Esta teoria - melhor: esta hipótese científica - ficou conhecida como a explosão Cambriana e serviu ao filósofo Daniel Dennett para estabelecer um paralelo com os dias que estamos hoje a viver desde o surgimento da internet e a sua massificação planetária. A privacidade tornou-se um conceito em perda acelerada face à intrusão permanente deste feixe de luz digital. Nada escapa a este foco. Absolutamente nada consegue proteger-se deste raio tecnológico que expõe todas as dinâmicas pessoais a uma poderosa e continuada intrusão em todas as áreas concebíveis da atividade humana.
Quando eu saio de casa, o telemóvel diz-me, sem eu perguntar ou pesquisar, quantos minutos exatos vou demorar a chegar ao trabalho e acerta quase sempre - os satélites da Google veem tudo e medem tudo lá de cima. A web sabe onde vou, conhece as minhas rotinas, apesar de ainda não antecipar os meus desvios repentinos; não faltará muito para que a inteligência artificial também chegue aí, se é que já não chegou. O casamento, a vida no escritório, as minhas decisões profissionais, tudo isso fica registado e recria um colorido e extenso mapa comportamental de acesso relativamente fácil por terceiros detentores de alguma destreza informática.

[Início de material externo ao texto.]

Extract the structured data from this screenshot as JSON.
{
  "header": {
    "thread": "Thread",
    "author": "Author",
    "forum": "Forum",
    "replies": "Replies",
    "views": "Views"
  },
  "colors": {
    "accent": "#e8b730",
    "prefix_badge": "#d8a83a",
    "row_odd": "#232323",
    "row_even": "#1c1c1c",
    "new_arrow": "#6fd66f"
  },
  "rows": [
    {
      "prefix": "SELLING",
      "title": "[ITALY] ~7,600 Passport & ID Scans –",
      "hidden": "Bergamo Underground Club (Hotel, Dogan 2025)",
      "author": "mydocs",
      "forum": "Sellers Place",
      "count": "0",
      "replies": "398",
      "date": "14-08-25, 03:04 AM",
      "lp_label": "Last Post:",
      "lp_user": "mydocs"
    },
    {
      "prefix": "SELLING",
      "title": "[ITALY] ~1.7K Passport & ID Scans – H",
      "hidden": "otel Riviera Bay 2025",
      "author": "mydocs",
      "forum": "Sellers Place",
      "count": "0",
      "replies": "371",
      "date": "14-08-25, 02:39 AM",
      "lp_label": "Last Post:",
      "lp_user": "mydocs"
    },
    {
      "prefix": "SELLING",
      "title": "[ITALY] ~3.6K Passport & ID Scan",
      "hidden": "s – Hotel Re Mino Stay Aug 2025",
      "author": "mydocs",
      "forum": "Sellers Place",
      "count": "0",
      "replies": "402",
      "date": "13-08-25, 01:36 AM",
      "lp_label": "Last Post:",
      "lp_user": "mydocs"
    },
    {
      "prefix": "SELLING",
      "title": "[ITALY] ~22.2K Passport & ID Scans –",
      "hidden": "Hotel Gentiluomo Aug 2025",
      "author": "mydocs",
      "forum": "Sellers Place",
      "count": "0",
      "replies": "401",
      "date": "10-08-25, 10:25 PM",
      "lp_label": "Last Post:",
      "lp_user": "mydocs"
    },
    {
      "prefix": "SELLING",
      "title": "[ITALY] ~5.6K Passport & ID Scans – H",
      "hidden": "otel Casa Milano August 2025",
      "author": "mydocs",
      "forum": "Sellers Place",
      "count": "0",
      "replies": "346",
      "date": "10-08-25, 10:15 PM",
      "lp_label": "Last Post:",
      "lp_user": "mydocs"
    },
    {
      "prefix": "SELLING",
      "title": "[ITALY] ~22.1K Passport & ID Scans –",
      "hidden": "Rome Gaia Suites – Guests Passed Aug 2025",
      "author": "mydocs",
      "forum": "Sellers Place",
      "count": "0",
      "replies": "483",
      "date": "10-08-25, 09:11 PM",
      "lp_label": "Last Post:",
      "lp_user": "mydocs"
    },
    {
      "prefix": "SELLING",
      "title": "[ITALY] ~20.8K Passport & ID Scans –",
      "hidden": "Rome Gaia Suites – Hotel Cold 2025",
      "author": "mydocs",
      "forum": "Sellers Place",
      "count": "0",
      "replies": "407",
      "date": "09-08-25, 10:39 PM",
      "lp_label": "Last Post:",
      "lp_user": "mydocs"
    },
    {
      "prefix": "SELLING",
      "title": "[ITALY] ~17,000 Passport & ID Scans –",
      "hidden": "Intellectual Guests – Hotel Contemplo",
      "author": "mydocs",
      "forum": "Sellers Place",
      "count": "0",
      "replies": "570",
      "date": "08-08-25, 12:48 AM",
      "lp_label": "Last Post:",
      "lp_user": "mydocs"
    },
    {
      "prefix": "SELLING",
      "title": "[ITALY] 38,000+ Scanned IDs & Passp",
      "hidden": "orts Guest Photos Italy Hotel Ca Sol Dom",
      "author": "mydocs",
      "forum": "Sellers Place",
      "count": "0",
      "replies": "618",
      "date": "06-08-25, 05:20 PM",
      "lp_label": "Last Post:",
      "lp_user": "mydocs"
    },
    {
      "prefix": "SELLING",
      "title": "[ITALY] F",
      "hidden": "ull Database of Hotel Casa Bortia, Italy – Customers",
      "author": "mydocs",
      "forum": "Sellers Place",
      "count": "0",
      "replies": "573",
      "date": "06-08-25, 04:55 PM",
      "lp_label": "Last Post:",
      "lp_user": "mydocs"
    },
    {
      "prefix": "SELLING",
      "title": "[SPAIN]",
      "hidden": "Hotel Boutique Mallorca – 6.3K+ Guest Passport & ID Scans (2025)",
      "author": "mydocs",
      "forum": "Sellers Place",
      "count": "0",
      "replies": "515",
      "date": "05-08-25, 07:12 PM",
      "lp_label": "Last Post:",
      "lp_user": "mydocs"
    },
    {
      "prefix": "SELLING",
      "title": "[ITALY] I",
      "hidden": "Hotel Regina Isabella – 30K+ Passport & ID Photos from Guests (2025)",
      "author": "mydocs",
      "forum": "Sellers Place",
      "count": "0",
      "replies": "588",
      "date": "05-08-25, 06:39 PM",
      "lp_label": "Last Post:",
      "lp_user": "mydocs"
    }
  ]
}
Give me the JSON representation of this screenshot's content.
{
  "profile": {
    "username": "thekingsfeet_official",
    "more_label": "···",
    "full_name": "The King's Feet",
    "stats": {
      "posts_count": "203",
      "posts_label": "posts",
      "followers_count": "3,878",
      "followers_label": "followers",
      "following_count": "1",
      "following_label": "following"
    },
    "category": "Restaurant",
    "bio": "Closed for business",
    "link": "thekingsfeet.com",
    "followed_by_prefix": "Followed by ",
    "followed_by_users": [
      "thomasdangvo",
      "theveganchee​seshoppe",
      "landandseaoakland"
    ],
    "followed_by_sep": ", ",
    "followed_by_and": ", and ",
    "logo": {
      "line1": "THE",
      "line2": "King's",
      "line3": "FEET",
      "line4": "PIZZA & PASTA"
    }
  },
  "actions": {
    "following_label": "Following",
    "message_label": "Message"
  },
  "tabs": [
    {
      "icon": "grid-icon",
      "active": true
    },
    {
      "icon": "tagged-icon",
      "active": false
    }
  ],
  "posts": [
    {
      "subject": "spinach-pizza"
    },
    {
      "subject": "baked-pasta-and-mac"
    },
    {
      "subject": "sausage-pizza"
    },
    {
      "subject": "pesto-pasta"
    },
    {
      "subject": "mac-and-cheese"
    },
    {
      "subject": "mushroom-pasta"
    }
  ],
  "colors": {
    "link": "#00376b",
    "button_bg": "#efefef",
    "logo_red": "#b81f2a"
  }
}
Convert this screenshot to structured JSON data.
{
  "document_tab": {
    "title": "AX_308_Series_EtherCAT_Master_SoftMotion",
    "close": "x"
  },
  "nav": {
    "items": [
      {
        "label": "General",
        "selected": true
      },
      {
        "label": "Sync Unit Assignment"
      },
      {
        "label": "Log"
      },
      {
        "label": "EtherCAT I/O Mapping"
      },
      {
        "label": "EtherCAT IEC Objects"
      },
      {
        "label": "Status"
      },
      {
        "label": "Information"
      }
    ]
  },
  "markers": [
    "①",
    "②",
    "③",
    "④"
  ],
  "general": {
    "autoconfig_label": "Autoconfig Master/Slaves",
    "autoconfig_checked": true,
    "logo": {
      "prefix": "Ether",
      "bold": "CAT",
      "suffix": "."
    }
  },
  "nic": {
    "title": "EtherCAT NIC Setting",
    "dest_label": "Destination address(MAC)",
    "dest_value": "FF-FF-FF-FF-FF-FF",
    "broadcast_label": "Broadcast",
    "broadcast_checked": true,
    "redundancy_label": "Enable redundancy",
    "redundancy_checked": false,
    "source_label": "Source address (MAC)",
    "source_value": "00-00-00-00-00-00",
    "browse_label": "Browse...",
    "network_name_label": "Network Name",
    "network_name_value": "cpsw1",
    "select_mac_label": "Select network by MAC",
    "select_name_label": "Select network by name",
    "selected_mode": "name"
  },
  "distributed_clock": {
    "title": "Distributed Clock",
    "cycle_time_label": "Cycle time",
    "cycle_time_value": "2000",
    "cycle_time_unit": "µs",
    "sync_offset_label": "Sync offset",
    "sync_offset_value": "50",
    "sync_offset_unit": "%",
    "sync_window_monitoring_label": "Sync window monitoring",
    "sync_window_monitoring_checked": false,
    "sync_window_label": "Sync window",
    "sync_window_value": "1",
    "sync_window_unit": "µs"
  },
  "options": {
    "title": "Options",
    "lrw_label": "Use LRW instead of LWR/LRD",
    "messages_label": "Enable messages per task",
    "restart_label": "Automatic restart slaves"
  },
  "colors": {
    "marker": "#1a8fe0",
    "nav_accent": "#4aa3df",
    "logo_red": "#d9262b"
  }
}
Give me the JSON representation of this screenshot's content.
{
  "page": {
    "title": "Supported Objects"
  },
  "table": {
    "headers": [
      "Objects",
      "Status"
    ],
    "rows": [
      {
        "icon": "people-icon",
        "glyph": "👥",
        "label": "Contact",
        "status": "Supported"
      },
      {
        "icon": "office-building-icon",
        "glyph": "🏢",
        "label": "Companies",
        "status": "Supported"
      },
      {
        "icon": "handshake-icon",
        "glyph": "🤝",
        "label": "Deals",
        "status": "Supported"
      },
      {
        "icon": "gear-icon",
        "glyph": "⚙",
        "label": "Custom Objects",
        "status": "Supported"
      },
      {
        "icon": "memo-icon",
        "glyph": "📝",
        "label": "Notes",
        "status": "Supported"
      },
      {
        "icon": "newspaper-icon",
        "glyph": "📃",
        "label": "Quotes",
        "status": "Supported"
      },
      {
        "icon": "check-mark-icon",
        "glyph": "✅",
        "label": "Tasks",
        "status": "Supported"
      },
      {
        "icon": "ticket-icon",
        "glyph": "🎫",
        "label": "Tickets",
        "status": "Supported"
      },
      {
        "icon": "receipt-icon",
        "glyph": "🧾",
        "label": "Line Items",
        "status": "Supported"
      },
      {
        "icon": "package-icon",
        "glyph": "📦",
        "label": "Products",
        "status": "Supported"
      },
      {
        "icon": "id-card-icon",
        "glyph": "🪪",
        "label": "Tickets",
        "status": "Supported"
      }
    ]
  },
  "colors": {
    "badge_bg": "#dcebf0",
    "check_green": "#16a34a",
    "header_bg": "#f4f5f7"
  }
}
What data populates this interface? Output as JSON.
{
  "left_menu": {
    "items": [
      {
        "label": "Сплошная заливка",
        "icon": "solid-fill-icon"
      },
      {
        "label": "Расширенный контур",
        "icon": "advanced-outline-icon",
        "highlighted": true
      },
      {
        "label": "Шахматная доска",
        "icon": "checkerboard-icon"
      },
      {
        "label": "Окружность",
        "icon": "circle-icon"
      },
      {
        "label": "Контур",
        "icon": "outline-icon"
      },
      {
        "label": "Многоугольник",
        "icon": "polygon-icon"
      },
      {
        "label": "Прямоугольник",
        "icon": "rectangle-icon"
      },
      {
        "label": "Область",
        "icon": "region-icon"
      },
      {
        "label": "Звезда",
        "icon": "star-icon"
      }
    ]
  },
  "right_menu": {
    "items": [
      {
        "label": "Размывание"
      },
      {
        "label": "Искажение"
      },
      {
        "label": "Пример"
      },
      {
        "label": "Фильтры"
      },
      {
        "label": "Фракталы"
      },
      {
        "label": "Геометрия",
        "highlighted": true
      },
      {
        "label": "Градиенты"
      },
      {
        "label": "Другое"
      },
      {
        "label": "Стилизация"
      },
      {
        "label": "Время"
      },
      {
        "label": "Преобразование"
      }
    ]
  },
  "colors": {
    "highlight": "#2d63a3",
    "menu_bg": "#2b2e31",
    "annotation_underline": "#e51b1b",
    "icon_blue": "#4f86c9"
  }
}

Acontece o mesmo com as instituições. Os sms de Mário Centeno a António Domingues, os e-mails que eles trocaram, tudo isto forma uma bolsa de conhecimento (acessível) muito específico e concreto que não tem apenas consequências positivas. Esta transparência responsabiliza, é verdade, e esse é o lado francamente bom desta revolução digital. Sabemos que estamos a ser observados, embora às vezes o esqueçamos, e este controlo pode dissuadir, como acontece com as câmaras instaladas nos corredores dos supermercados que convidam os larápios a ir passear os dedos para outras bandas menos expostas.
O problema é que esta omnipresença e omnisciência do novo semideus digital está a provocar uma erosão acelerada das instituições democráticas e da membrana - é a palavra que Daniel Dennett usa - que até agora protegia o funcionamento destes pilares que sustentam o nosso modo de vida em comunidade. Quando se rompe a membrana que protege a intimidade dos sistemas, a boa e a má intimidade, algo a que antes só "Deus" tinha acesso, transfere-se o poder de julgar para as mãos de todos. O que resulta é só castigo e nenhum perdão.
Há 1500 anos, o manto de luz matou um grupo extenso de organismos. Na atualidade, o grande irmão digital vasculha e produz um efeito análogo. Escrutina e interfere em todas as comunicações e trocas, embora depois a sua revelação e propagação dependam da escolha humana: revelo isto, omito aquilo, calo tudo, guardo para mais tarde lembrar ou esqueço e apago?
Não se trata de advogar a opacidade, mas tão-só de termos forçosamente de aceitar que o grau máximo de transparência é tão nocivo como a opacidade anterior. A tomada de decisões não segue um caminho imaculado. Percorre trilhos complexos, implica negociações, leva a exageros e recuos, abusos, evidentemente reflete a ambiguidade do ser humano. Ou seja, evidencia a divergência de interesses, o recurso à mentira, ao engodo ou à omissão deliberada.
Havendo um patamar de seriedade que tem mesmo de ser cumprido e fiscalizado quando os assuntos são de interesse público - é também desse sentido de exigência que se constrói a vida em democracia -, o excesso de ingerência, a divulgação de todos os atos e gestos, por mais informais que eles sejam, acabam por rasgar a tal membrana ao ponto de estilhaçar a confiança no sistema, nas instituições que o regem e nos protagonistas (os políticos) que a medeiam por escolha coletiva.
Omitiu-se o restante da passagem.